Over three floors and eleven galleries, the Museum is more than doubling the number of works of art that will be on view from approximately 300 to more than 620 objects. In total, the Davis holdings have grown to include nearly 13,000 objects, with areas of strength in painting, sculpture, works on paper, photography, and decorative objects, from antiquity to the present day.
The Davis has been very active in collections growth over recent years, so in addition to highlighting well-known favorites, the new galleries will present recent purchases and gifts for the first time. For example, the recent acquisition of Kara Walker’s 2002, Nat Turner’s Revelation, an installation of projected light, painted glass slides, and a signature hand-cut silhouette, will be on view in the Freedman “Black Box” Gallery. This dramatic narrative installation was inspired by the life of Nat Turner, a self-made preacher born into slavery at the turn of the 19th century.

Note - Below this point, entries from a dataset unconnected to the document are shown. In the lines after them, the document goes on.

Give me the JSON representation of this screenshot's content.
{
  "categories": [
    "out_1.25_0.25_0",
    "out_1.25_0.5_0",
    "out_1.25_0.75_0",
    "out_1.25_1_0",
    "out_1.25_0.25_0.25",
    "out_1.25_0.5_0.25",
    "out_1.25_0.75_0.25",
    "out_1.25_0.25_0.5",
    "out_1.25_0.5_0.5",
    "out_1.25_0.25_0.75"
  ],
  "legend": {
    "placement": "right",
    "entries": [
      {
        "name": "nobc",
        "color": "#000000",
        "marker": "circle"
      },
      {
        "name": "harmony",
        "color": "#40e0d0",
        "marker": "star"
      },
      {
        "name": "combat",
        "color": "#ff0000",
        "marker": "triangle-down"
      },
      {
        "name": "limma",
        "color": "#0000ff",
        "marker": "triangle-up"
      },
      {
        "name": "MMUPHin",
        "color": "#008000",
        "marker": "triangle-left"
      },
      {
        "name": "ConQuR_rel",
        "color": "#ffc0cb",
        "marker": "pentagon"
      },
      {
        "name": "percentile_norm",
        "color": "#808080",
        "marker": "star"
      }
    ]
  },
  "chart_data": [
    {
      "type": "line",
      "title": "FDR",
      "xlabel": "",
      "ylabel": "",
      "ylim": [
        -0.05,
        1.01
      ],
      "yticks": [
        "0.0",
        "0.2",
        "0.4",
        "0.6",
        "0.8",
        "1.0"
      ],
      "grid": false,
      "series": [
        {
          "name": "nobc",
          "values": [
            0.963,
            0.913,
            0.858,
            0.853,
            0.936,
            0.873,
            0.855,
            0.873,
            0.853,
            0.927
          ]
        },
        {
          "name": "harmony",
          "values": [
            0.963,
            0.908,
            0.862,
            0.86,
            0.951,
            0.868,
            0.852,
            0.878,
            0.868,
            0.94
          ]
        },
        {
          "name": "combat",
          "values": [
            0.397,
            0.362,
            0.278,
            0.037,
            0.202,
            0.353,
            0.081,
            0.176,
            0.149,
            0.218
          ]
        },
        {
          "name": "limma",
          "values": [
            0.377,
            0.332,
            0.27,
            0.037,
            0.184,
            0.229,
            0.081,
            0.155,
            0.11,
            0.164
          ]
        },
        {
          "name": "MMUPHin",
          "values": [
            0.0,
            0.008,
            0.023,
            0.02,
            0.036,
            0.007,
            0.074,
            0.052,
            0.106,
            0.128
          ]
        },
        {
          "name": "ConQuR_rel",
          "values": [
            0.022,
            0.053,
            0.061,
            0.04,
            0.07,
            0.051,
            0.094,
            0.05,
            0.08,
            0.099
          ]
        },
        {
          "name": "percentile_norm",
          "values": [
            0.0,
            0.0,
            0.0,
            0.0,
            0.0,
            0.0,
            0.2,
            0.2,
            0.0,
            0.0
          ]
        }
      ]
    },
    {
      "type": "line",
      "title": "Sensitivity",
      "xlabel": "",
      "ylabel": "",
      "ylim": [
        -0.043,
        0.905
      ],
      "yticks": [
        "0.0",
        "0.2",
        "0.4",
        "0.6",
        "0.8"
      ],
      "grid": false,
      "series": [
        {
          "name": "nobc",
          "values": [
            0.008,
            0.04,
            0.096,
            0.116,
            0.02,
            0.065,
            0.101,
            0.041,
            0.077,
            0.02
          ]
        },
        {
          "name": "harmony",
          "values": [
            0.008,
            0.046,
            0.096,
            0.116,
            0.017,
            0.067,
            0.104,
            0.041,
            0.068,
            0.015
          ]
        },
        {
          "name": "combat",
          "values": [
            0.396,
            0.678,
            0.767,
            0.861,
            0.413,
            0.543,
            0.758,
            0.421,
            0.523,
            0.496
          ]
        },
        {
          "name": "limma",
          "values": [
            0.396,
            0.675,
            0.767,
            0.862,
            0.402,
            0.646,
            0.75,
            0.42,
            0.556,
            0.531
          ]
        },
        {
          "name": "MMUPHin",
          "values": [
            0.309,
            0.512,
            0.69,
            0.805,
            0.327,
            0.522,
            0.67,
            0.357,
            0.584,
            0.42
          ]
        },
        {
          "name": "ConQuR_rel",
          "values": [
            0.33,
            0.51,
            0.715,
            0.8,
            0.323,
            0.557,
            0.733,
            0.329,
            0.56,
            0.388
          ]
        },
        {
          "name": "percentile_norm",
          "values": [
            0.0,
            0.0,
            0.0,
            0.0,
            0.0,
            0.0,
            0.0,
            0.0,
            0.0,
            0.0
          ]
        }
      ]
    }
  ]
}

Newly refurbished and repurposed interstitial spaces at the core of the Davis building’s staircase create opportunities for unexpected encounter; designed to surprise and delight, three landings feature portraits of women whose “female gaze” encompasses the galleries in their purview. Other spaces present rotating selections from the Davis’s exceptional photography collection.
The lower level will continue to host temporary exhibitions, which in the fall include Partners in Design: Alfred H. Barr Jr. and Philip Johnson and Anni Albers: Connections. Throughout the newly installed galleries, visitors will encounter stories of how objects came to the Davis and learn about the key directors, curators, scholars, educators, donors, and collectors who have shaped the collections and created a home for art at Wellesley College. This information is presented through traditional wall text panels, as well as via a new mobile app that provides online tours, mobile notifications based on a visitor’s proximity to an object, and way-finding tools.